Democratic Caucus Chairman John B. Larson, D-Conn., said the Monday afternoon session was the 11th caucus meeting devoted to health care in this Congress.

Whether Energy and Commerce actually would move ahead with its markup was still up in the air. The group of seven Blue Dog Democrats who have been objecting to the bill were planning to meet Monday night to talk more, after their staff members negotiated with aides to Waxman over the weekend. It was unclear if Waxman was going to attend.

“I think we’re making progress,” Hoyer said of the talks with the Blue Dogs. But he deferred to Waxman as to whether the committee would actually proceed with its markup. Waxman last week infuriated the Blue Dogs by publicly suggesting he might instead allow the leadership to discharge the bill from his committee and take it to the floor. “That’s a question you need to ask the chairman,” Hoyer said, implying that it would be Waxman’s decision on how he would handle the lack of unity on his panel.

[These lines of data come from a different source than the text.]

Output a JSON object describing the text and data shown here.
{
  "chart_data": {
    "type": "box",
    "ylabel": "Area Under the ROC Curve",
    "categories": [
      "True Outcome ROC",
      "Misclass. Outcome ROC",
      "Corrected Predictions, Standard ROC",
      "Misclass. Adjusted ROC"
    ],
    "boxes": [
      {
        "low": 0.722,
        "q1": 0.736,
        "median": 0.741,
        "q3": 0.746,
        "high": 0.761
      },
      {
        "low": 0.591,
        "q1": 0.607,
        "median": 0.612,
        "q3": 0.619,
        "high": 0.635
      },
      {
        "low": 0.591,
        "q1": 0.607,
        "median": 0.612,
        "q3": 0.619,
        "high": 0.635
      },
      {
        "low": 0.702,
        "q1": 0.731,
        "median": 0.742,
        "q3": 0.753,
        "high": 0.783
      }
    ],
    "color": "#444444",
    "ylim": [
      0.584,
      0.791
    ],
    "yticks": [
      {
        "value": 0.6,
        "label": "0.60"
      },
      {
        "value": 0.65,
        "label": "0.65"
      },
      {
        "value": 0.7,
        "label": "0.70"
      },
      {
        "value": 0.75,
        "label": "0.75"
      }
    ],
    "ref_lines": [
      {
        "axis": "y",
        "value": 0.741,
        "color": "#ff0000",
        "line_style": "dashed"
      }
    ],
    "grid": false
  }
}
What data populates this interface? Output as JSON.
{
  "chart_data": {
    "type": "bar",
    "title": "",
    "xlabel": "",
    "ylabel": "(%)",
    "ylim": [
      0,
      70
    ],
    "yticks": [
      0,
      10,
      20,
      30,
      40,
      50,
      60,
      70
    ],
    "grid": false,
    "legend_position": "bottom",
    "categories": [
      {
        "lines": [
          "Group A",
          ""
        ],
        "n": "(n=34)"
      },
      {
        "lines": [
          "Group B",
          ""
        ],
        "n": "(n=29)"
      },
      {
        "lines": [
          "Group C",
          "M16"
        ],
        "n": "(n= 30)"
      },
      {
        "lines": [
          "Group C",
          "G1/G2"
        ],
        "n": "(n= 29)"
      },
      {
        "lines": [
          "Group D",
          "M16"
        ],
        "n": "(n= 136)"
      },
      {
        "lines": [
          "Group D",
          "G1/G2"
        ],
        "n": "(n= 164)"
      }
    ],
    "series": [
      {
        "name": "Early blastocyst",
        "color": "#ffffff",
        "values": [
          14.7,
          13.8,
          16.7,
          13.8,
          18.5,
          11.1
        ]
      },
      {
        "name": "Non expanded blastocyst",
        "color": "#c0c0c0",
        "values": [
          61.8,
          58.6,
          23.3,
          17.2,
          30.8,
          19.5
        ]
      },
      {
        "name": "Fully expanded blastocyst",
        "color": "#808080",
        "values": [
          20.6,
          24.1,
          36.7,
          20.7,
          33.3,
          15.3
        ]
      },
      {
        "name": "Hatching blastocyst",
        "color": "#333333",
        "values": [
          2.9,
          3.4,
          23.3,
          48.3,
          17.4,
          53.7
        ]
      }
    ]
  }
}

Top House Republicans, who appear united in their opposition to the Democrats’ health proposals, said the very fact that such a lengthy caucus meeting was planned showed the problems with the bill. “That ought to tell how large, bureaucratic and government-centered this bill is. That makes the American people very nervous. They [the Democrats] are going to take something that’s very personal and turn it over to the government,” charged Minority Leader John A. Boehner, R-Ohio.

Pelosi brought out her deputies to refute GOP claims point by point, perhaps an indication that the Democrats understand they might be losing ground in the health care debate.

“Americans are being fed a lot of misinformation, as they were 16 years ago,” Hoyer said, referring to the ill-fated health overhaul proposed by President Bill Clinton.

He said Democrats’ current effort “has been long in the making, and it’s long overdue. We will work until it’s done.”

Senate leaders have abandoned plans to vote on a bill and are hoping that the Finance Committee, which is writing the only bipartisan legislation in Congress, can produce the measure before senators leave town next week. Finance Chairman Max Baucus, D-Mont., would not commit to any timetable Monday in brief remarks to reporters, and said a group of six senators from the panel had not struck any firm agreements on the legislation.